A few months after the release of The Raven, a new 2-CD Best Of-set was released, entitled NYC Man (The Ultimate Collection 1967-2003), which featured an unreleased version of the song "Who am I" and a selection of career spanning tracks that had been selected, remastered and sequenced under Reed's supervision.




In 2003, Reed released his first book of photographs, Emotions in Action. This work actually was made up out of two books, a larger A4-paper sized called Emotions and a smaller one called Actions which was laid into the hard cover of the former.

 "Like everything else I do, my photographs are about emotion. I'm interested in causing and recording emotion through action and interactive sequence, the sequence tells a story of sorts, a dream. I am a lyricist and my feeling for rhythm and song dictates that these photographs should not be titled or in any other way impinged upon by the written word. The visuals speak for themselves in their relationships and theme and I have no interest in the where and when of it all. These dreams exist through the viewfinder of the camera and express a reality seen only through a lens but experienced by us all in every moment of puzzlement in waking life."

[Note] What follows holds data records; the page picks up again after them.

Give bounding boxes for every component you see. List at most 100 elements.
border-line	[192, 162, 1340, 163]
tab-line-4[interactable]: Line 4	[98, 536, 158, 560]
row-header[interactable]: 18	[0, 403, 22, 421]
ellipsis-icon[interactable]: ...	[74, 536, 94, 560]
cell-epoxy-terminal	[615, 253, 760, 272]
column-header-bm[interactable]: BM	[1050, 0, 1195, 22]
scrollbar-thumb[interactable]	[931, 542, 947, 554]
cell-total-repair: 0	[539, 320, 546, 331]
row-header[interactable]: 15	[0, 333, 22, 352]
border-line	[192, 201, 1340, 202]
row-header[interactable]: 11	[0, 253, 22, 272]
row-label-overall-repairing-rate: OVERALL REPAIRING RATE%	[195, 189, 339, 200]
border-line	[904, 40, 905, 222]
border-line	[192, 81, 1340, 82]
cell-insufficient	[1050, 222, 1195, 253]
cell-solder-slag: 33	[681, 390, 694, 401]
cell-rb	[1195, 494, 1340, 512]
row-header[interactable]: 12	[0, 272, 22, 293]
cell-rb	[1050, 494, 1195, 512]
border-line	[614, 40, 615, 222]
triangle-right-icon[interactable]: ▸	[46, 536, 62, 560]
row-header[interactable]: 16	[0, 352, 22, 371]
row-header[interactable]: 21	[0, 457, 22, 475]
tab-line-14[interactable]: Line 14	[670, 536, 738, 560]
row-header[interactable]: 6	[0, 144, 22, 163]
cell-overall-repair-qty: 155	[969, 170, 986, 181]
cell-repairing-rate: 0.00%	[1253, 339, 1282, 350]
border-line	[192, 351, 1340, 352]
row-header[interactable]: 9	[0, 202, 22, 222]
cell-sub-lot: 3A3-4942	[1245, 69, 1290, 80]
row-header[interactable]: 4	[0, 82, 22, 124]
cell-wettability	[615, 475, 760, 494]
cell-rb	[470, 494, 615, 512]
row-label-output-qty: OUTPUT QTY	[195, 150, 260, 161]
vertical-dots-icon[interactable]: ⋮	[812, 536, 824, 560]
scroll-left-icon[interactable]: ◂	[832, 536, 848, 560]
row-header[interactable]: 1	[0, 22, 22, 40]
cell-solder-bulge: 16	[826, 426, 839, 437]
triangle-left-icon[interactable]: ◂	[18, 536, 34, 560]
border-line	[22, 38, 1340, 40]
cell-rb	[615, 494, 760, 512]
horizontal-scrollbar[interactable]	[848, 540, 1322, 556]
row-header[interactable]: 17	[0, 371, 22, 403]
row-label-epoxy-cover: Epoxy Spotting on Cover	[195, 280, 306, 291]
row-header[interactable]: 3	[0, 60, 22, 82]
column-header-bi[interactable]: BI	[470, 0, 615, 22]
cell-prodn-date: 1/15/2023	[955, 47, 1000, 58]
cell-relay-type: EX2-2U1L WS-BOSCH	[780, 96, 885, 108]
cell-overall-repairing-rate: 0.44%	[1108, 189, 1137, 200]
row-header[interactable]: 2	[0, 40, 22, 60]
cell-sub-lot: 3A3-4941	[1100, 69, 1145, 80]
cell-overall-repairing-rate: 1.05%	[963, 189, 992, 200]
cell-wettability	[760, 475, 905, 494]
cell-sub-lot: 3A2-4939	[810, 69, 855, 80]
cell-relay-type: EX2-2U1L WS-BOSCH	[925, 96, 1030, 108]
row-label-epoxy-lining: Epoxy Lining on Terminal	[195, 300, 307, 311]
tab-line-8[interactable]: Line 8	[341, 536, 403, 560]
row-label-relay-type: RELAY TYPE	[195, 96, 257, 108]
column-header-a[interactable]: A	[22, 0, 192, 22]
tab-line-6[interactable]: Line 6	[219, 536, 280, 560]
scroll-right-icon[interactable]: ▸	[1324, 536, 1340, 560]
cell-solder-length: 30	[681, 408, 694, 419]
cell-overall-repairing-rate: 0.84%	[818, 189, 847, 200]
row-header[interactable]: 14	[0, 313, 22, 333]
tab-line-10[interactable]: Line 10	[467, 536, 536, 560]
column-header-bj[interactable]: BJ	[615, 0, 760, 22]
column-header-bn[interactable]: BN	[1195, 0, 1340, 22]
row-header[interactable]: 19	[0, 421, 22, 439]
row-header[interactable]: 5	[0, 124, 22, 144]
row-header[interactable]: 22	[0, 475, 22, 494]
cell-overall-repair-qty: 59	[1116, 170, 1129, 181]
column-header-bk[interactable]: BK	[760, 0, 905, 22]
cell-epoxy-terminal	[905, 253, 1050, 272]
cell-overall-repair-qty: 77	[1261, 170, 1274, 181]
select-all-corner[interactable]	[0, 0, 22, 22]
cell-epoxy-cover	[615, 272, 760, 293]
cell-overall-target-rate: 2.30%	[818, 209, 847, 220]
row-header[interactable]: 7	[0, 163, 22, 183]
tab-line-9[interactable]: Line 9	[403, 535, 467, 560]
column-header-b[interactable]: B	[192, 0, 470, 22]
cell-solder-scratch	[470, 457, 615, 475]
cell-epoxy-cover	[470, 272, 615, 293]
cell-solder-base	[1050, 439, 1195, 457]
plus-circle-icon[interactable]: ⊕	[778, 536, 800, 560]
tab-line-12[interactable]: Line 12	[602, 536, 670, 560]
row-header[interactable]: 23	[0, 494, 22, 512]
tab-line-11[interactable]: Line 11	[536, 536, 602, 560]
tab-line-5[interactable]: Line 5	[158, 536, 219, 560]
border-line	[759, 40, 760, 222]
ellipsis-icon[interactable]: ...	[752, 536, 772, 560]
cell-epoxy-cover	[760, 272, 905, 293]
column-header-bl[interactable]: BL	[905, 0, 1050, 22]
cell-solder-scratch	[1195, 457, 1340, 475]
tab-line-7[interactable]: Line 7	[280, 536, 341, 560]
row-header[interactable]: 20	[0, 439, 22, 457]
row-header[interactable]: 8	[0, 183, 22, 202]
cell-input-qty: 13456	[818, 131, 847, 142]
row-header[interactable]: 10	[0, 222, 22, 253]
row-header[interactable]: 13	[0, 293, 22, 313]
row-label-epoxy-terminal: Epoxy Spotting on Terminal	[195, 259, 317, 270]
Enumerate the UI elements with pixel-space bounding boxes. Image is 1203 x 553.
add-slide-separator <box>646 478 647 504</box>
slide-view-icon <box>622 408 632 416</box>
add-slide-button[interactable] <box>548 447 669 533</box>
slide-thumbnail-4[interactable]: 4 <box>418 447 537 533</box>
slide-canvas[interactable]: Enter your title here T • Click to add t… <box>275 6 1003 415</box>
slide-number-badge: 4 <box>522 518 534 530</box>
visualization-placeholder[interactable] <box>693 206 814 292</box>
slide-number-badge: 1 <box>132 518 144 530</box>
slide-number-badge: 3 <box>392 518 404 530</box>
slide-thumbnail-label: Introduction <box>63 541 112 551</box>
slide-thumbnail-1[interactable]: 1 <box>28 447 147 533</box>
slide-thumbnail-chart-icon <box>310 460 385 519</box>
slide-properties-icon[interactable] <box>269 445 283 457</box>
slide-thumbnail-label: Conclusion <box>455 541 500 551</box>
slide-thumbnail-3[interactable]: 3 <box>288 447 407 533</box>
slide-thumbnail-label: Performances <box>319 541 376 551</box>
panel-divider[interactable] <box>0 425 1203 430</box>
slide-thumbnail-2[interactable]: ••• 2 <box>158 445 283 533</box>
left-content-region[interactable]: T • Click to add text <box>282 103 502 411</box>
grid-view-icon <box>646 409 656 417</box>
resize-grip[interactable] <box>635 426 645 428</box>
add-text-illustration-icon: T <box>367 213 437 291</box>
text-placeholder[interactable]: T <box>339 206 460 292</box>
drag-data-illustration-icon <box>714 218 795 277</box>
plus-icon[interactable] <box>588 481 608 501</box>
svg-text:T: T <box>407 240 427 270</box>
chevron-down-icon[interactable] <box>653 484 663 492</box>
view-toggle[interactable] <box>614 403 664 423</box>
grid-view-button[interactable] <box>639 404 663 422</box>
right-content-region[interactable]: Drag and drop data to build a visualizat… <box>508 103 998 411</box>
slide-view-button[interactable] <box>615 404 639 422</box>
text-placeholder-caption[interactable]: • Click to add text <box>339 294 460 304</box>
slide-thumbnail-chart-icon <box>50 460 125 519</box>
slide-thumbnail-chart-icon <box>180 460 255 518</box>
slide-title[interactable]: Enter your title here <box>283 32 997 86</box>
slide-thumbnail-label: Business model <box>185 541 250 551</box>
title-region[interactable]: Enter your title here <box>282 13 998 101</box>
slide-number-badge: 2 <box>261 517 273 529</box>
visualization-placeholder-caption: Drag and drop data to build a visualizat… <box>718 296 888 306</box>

In April 2007, he released Hudson River Wind Meditations, his first record of ambient meditation music. The record was released on the Sounds True record label and contains four tracks that were said to have been composed just for himself as a guidance for T'ai Chi exercise and meditation.



In May 2007 Reed performed the narration for a screening of Guy Maddin's silent film The Brand Upon the Brain




In August 2007, Reed went into the studio with The Killers in New York City to record "Tranquilize", a duet with Brandon Flowers for The Killers' b-side/rarities album, called Sawdust.